Archive link: https://archive.ph/Tol6G
Some key excerpts:
All of the sites in Aylo's network, including Pornhub, YouPorn, and Brazzers, are blocked in Texas, their homepages replaced with a message about the company's rejection of age verification laws.
Pornhub has blocked access to its site in Texas during an ongoing legal battle with the state.
Texas Governor Greg Abbott signed HB 1181 into law in June, which would require not only verification of age through government ID, but for all adult sites to display in large font a message claiming to be from Texas Health and Human Services about pseudoscientific “dangers” of porn.
Today, Pornhub and all of the sites in Aylo’s network are inaccessible if you’re visiting them in Texas.
there’s a message about the company’s objection to age verification legislation:
“Dear user, as you may know, your elected officials in Texas are requiring us to verify your age before allowing you access to our website,” the message says. “Not only does this impinge on the rights of adults to access protected speech, it fails strict scrutiny by employing the least effective and yet also most restrictive means of accomplishing Texas’s stated purpose of allegedly protecting minors. While safety and compliance are at the forefront of our mission, providing identification every time you want to visit an adult platform is not an effective solution for protecting users online, and in fact, will put minors and your privacy at risk.”
Texas residents join users in Montana, North Carolina, Virginia, Louisiana, Arkansas, Mississippi, and Utah, all states where age verification laws have passed and Pornhub has blocked access in response. Ohio faces the possibility of being next.

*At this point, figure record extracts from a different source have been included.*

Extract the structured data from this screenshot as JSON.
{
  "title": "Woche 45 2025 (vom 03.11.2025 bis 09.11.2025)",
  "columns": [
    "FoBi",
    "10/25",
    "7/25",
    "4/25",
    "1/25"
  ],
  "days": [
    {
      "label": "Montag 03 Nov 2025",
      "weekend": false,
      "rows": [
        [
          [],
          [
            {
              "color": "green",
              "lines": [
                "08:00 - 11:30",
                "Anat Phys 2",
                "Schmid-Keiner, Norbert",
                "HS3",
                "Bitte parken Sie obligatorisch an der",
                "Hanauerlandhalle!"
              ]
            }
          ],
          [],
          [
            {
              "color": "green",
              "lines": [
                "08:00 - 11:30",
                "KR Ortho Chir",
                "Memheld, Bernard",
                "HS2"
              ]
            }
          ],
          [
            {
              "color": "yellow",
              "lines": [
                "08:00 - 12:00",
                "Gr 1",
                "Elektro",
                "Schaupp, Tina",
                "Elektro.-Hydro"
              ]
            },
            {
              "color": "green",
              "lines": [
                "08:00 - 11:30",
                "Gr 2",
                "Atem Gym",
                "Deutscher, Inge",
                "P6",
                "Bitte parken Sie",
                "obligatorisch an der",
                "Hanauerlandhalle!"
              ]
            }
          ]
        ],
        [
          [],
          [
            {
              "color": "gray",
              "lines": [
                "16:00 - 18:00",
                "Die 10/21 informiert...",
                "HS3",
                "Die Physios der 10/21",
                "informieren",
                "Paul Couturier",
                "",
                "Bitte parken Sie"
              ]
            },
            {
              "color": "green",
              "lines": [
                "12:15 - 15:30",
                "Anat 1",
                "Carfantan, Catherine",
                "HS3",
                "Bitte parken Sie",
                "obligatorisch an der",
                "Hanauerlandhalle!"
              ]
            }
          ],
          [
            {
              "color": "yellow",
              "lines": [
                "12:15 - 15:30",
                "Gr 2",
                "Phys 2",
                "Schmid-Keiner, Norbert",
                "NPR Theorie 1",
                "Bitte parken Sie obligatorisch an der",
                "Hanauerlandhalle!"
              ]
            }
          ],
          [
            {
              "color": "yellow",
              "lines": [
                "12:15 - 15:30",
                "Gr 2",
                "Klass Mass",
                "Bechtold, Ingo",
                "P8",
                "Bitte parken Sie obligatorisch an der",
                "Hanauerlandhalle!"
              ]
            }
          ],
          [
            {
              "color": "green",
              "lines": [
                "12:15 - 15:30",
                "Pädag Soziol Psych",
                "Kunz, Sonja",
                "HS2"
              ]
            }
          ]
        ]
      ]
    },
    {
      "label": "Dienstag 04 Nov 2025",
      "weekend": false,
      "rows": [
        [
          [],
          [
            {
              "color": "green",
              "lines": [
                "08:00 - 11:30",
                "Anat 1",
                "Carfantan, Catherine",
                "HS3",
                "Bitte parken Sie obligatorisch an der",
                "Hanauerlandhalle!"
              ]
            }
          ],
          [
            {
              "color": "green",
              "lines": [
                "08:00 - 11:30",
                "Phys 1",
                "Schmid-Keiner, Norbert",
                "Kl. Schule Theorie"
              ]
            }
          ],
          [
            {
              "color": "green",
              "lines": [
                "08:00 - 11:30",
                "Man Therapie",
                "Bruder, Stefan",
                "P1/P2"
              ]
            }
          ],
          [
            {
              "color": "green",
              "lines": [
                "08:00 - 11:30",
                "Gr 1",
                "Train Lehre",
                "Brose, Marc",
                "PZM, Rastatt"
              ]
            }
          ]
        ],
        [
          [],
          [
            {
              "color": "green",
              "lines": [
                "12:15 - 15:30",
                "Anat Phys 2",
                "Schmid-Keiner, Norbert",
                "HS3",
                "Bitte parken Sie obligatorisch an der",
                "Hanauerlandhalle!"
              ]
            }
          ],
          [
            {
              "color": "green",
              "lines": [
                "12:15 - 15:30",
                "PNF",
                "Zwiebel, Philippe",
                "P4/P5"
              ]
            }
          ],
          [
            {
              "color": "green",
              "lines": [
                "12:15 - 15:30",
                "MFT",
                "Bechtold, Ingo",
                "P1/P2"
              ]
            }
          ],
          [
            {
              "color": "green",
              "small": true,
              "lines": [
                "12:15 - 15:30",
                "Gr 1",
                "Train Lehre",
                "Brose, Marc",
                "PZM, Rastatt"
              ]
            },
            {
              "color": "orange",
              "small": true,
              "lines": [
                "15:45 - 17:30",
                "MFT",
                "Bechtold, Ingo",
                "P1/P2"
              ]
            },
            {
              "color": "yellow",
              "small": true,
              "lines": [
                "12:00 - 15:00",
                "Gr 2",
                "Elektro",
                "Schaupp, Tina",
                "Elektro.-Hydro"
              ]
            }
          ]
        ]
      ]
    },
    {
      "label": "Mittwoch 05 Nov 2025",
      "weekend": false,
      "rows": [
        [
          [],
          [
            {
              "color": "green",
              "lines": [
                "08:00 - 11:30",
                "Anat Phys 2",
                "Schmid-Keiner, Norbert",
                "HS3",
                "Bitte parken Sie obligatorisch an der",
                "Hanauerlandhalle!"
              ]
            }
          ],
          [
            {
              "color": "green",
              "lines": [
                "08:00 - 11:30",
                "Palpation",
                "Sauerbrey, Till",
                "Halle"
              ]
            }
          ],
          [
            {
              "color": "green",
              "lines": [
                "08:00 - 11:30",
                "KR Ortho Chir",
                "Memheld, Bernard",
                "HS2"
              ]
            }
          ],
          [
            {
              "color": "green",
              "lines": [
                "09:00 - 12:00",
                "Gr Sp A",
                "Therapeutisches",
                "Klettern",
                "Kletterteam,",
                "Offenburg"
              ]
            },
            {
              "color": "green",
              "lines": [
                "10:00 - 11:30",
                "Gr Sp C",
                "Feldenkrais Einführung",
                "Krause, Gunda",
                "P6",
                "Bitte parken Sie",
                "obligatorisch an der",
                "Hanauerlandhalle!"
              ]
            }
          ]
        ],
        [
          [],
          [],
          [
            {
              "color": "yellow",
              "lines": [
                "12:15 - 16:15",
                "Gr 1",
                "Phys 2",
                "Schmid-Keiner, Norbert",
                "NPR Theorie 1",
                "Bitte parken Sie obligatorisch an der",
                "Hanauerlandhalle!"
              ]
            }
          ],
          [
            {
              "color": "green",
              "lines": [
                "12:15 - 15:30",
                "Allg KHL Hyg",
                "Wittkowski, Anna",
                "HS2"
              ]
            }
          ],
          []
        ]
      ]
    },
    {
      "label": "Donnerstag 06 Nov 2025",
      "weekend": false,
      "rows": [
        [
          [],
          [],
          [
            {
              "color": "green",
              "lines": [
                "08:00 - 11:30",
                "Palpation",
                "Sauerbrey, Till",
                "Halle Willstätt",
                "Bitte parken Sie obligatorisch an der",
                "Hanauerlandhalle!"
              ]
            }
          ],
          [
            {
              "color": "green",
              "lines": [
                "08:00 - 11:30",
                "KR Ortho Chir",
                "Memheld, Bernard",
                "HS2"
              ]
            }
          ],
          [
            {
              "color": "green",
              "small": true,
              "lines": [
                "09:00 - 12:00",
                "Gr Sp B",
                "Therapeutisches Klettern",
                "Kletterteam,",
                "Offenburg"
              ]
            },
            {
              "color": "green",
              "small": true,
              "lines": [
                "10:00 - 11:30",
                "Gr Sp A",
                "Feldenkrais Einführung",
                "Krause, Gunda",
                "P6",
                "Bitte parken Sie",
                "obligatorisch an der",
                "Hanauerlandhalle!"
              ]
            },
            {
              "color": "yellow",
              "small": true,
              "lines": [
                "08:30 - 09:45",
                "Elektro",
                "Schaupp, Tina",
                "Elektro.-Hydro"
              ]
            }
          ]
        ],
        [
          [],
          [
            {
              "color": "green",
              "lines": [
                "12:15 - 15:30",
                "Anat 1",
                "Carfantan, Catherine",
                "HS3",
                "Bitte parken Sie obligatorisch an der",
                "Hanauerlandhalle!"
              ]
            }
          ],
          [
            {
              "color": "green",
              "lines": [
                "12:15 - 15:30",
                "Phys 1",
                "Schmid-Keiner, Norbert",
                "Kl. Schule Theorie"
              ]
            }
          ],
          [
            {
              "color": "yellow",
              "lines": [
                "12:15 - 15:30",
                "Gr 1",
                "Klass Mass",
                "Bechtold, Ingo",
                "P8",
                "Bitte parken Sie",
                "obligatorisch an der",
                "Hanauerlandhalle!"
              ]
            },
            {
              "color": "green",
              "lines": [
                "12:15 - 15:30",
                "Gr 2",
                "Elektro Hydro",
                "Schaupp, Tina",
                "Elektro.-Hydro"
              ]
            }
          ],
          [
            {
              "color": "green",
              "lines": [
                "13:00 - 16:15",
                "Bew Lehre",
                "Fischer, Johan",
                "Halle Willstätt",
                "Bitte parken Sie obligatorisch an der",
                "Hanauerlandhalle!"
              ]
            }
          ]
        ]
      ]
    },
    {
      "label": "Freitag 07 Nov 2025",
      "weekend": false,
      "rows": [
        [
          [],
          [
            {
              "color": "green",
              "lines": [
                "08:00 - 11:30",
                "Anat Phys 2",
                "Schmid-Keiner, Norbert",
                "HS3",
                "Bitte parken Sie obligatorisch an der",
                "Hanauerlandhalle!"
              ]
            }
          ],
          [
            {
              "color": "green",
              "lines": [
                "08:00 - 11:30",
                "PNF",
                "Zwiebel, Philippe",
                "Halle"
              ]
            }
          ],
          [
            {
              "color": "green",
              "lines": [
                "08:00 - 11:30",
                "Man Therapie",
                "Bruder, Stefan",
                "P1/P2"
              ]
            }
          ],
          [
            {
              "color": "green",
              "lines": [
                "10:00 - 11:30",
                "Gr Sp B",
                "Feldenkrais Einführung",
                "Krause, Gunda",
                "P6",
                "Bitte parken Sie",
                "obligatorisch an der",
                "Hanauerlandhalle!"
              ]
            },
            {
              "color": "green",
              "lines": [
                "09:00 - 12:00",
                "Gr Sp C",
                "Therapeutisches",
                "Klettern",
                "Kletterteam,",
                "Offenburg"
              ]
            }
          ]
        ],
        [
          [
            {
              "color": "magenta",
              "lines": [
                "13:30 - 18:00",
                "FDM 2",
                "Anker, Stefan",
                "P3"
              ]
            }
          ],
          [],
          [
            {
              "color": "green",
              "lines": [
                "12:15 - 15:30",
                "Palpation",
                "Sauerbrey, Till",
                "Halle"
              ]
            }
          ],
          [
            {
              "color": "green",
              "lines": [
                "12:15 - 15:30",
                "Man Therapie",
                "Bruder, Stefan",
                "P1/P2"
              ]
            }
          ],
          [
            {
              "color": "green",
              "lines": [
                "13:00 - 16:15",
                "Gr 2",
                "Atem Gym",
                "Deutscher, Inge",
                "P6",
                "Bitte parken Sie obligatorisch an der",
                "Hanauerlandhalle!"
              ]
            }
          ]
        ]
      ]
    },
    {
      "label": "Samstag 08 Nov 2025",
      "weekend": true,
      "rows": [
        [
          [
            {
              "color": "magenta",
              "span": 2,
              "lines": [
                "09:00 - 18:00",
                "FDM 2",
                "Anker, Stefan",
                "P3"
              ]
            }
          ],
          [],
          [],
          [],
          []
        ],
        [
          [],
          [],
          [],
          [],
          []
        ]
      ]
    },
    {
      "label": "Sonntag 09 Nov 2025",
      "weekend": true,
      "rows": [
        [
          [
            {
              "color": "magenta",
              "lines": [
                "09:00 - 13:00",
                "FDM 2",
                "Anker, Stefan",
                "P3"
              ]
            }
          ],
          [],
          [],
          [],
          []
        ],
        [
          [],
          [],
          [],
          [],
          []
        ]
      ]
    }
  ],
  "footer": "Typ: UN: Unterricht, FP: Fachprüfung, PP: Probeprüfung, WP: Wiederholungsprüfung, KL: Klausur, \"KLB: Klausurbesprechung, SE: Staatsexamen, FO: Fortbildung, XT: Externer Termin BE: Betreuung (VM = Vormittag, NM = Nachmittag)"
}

Critics of these laws have highlighted the privacy and security risks of handing over one’s ID to websites in order to view legal entertainment online. Adult industry advocates propose device-level controls, as the blocked sites’ messages mention.
In August, Pornhub and several other porn sites sued to block the Texas age verification law from going into effect, and a judge granted a stay.
But Paxton appealed to the court’s injunction with the Fifth Circuit, and the law went into effect.
Your comparison won't work here. One involves someone physically walking into a place to purchase a physical good. The check is as simple as to look at a valid ID and comfirm that the person in front of you matches. Yes, fake IDs are a thing, but they're the exception and pretty hard to be convincing with.
Online this is significantly more difficult to handle without some heavy surveillance. How many times have you confirmed you read something when you didn't, or that you where allowed to access something when you where not? A simple checkbox isn't going to stop anyone from lying. For things like tobacco purchased over the internet there's at least the protection that short of fraud if someone had a credit card it can be validated that they're of age.
The law is performative at best. Even if you got every major US site to comply, new ones out of the reach of TX are all over the globe, not to mention avenues like BitTorrent.